Why private prayers can be a public act.

Kristen Deede Johnson
Kristen Deede Johnson is Associate Professor of Theology and Christian Formation at Western Theological Seminary in Holland, Michigan. She and Bethany Hanke Hoang wrote the award-winning The Justice Calling: Where Passion Meets Perseverance (Brazos Press, 2016). Previous publications include Theology, Political Theory, and Pluralism: Beyond Tolerance and Difference (Cambridge University Press, 2007) and an array of articles and books chapters related to theology, culture, and political theory. She is married to Trygve Johnson, the Dean of the Chapel at Hope College. Together they have a son, age eight, and a daughter, age five.

Last Friday night, my seven-year-old son and I were on our way to say his bedtime prayers when we heard loud voices and saw police lights outside his bedroom. I looked out the window, and immediately an image was seared on my brain. An image of a person I will likely never meet, whose face I never saw, but whose half-naked body was face down, handcuffed, lying on my driveway.

In light of the heightened tensions between African Americans and police in recent years, combined with things I’ve been learning about our current criminal justice system in recent months, a million concerns flooded my mind and heart.
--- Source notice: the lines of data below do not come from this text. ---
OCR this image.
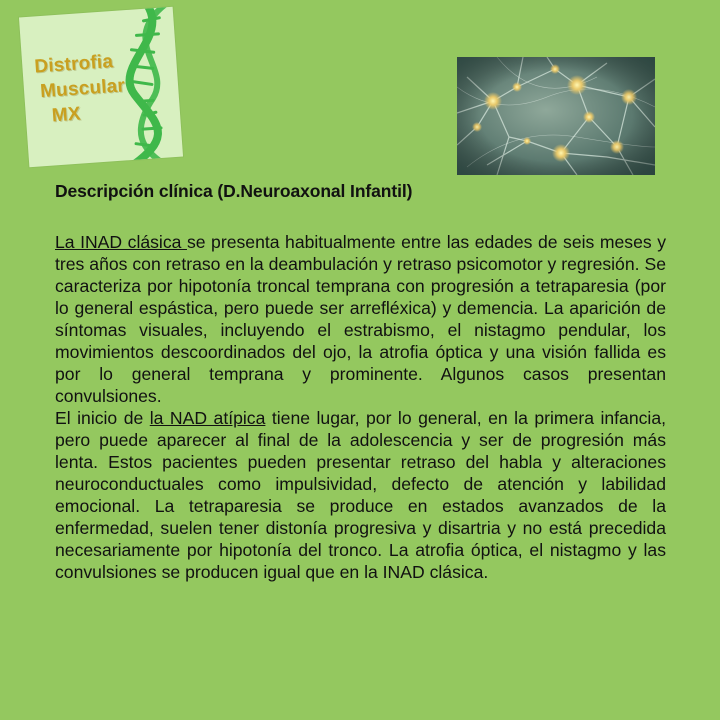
Distrofia
Muscular
MX
Descripción clínica (D.Neuroaxonal Infantil)

La INAD clásica se presenta habitualmente entre las edades de seis meses y tres años con retraso en la deambulación y retraso psicomotor y regresión. Se caracteriza por hipotonía troncal temprana con progresión a tetraparesia (por lo general espástica, pero puede ser arrefléxica) y demencia. La aparición de síntomas visuales, incluyendo el estrabismo, el nistagmo pendular, los movimientos descoordinados del ojo, la atrofia óptica y una visión fallida es por lo general temprana y prominente. Algunos casos presentan convulsiones.

El inicio de la NAD atípica tiene lugar, por lo general, en la primera infancia, pero puede aparecer al final de la adolescencia y ser de progresión más lenta. Estos pacientes pueden presentar retraso del habla y alteraciones neuroconductuales como impulsividad, defecto de atención y labilidad emocional. La tetraparesia se produce en estados avanzados de la enfermedad, suelen tener distonía progresiva y disartria y no está precedida necesariamente por hipotonía del tronco. La atrofia óptica, el nistagmo y las convulsiones se producen igual que en la INAD clásica.
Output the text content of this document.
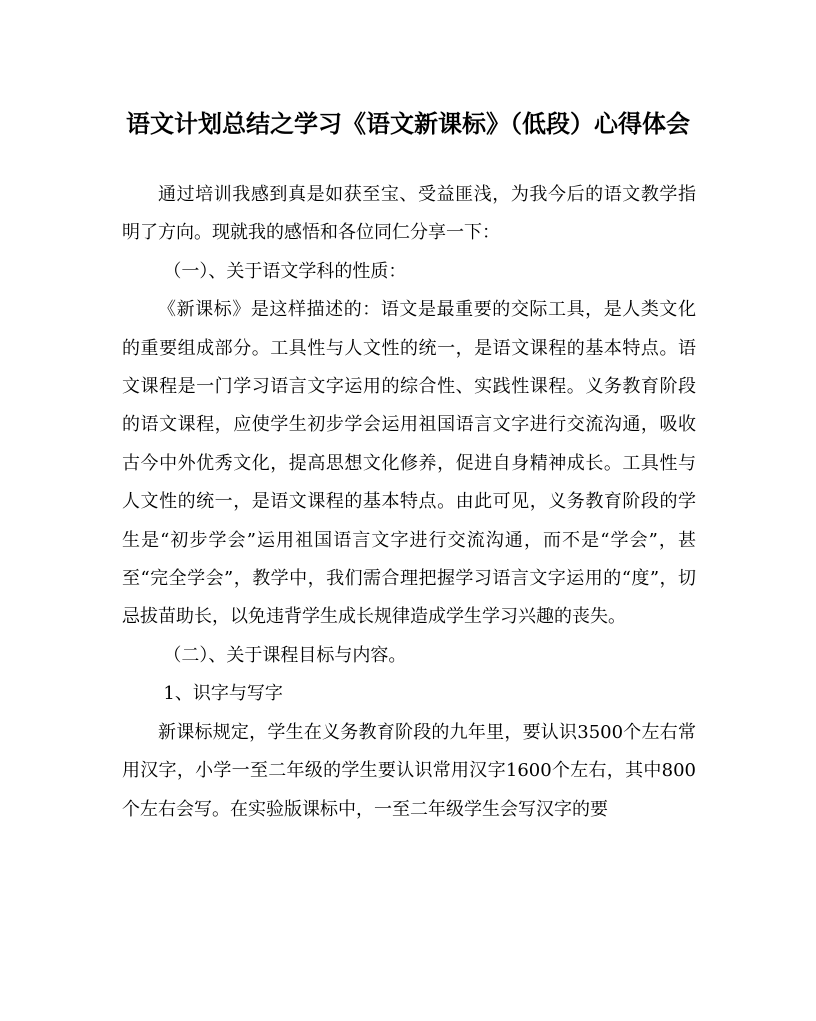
语文计划总结之学习《语文新课标》（低段）心得体会

通过培训我感到真是如获至宝、受益匪浅，为我今后的语文教学指明了方向。现就我的感悟和各位同仁分享一下：

（一）、关于语文学科的性质：

《新课标》是这样描述的：语文是最重要的交际工具，是人类文化的重要组成部分。工具性与人文性的统一，是语文课程的基本特点。语文课程是一门学习语言文字运用的综合性、实践性课程。义务教育阶段的语文课程，应使学生初步学会运用祖国语言文字进行交流沟通，吸收古今中外优秀文化，提高思想文化修养，促进自身精神成长。工具性与人文性的统一，是语文课程的基本特点。由此可见，义务教育阶段的学生是“初步学会”运用祖国语言文字进行交流沟通，而不是“学会”，甚至“完全学会”，教学中，我们需合理把握学习语言文字运用的“度”，切忌拔苗助长，以免违背学生成长规律造成学生学习兴趣的丧失。

（二）、关于课程目标与内容。

1、识字与写字

新课标规定，学生在义务教育阶段的九年里，要认识3500个左右常用汉字，小学一至二年级的学生要认识常用汉字1600个左右，其中800个左右会写。在实验版课标中，一至二年级学生会写汉字的要
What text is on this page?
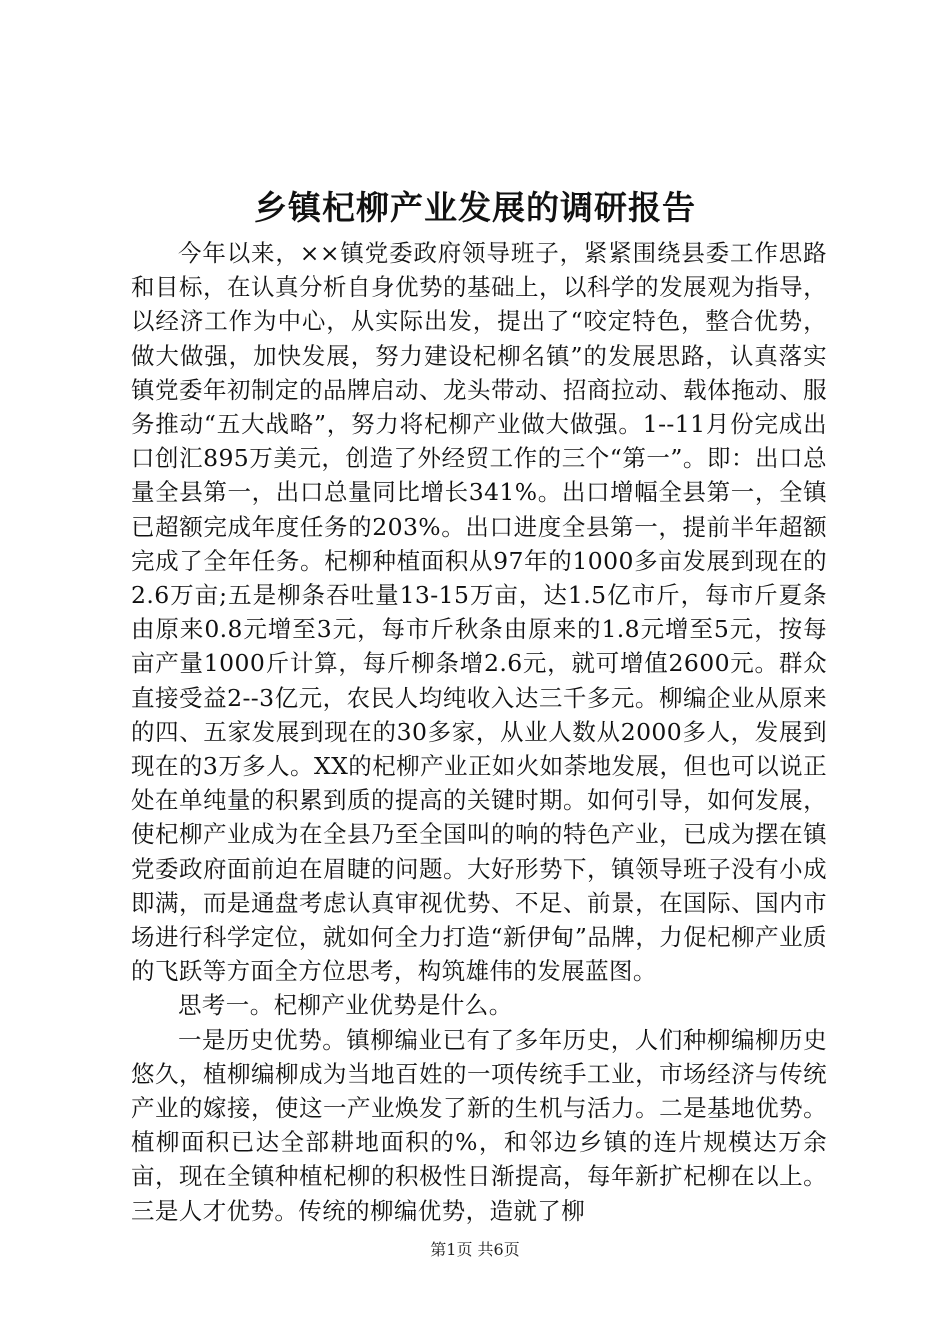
乡镇杞柳产业发展的调研报告

今年以来，××镇党委政府领导班子，紧紧围绕县委工作思路和目标，在认真分析自身优势的基础上，以科学的发展观为指导，以经济工作为中心，从实际出发，提出了“咬定特色，整合优势，做大做强，加快发展，努力建设杞柳名镇”的发展思路，认真落实镇党委年初制定的品牌启动、龙头带动、招商拉动、载体拖动、服务推动“五大战略”，努力将杞柳产业做大做强。1--11月份完成出口创汇895万美元，创造了外经贸工作的三个“第一”。即：出口总量全县第一，出口总量同比增长341%。出口增幅全县第一，全镇已超额完成年度任务的203%。出口进度全县第一，提前半年超额完成了全年任务。杞柳种植面积从97年的1000多亩发展到现在的2.6万亩;五是柳条吞吐量13-15万亩，达1.5亿市斤，每市斤夏条由原来0.8元增至3元，每市斤秋条由原来的1.8元增至5元，按每亩产量1000斤计算，每斤柳条增2.6元，就可增值2600元。群众直接受益2--3亿元，农民人均纯收入达三千多元。柳编企业从原来的四、五家发展到现在的30多家，从业人数从2000多人，发展到现在的3万多人。XX的杞柳产业正如火如荼地发展，但也可以说正处在单纯量的积累到质的提高的关键时期。如何引导，如何发展，使杞柳产业成为在全县乃至全国叫的响的特色产业，已成为摆在镇党委政府面前迫在眉睫的问题。大好形势下，镇领导班子没有小成即满，而是通盘考虑认真审视优势、不足、前景，在国际、国内市场进行科学定位，就如何全力打造“新伊甸”品牌，力促杞柳产业质的飞跃等方面全方位思考，构筑雄伟的发展蓝图。

思考一。杞柳产业优势是什么。

一是历史优势。镇柳编业已有了多年历史，人们种柳编柳历史悠久，植柳编柳成为当地百姓的一项传统手工业，市场经济与传统产业的嫁接，使这一产业焕发了新的生机与活力。二是基地优势。植柳面积已达全部耕地面积的%，和邻边乡镇的连片规模达万余亩，现在全镇种植杞柳的积极性日渐提高，每年新扩杞柳在以上。三是人才优势。传统的柳编优势，造就了柳

第1页 共6页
So my son and I prayed. We prayed for the safety of the handcuffed teenager and the safety of the police officers. We prayed that heightened tensions would dissipate. We prayed that if any wrongdoing had happened, things would be made right. We prayed for the long-term prospects of those who had just been arrested, and for the long-term well-being of those who had made the arrests.

Why was prayer our first response? Was it an escape from engaging the reality of what was really going on? Was it rooted in a naïve but unrealistic belief that the situation could actually be influenced by our prayers? What good was this seemingly private act of prayer, undertaken in the safety and security of our home, while this intense event—at once private and public—was unfolding?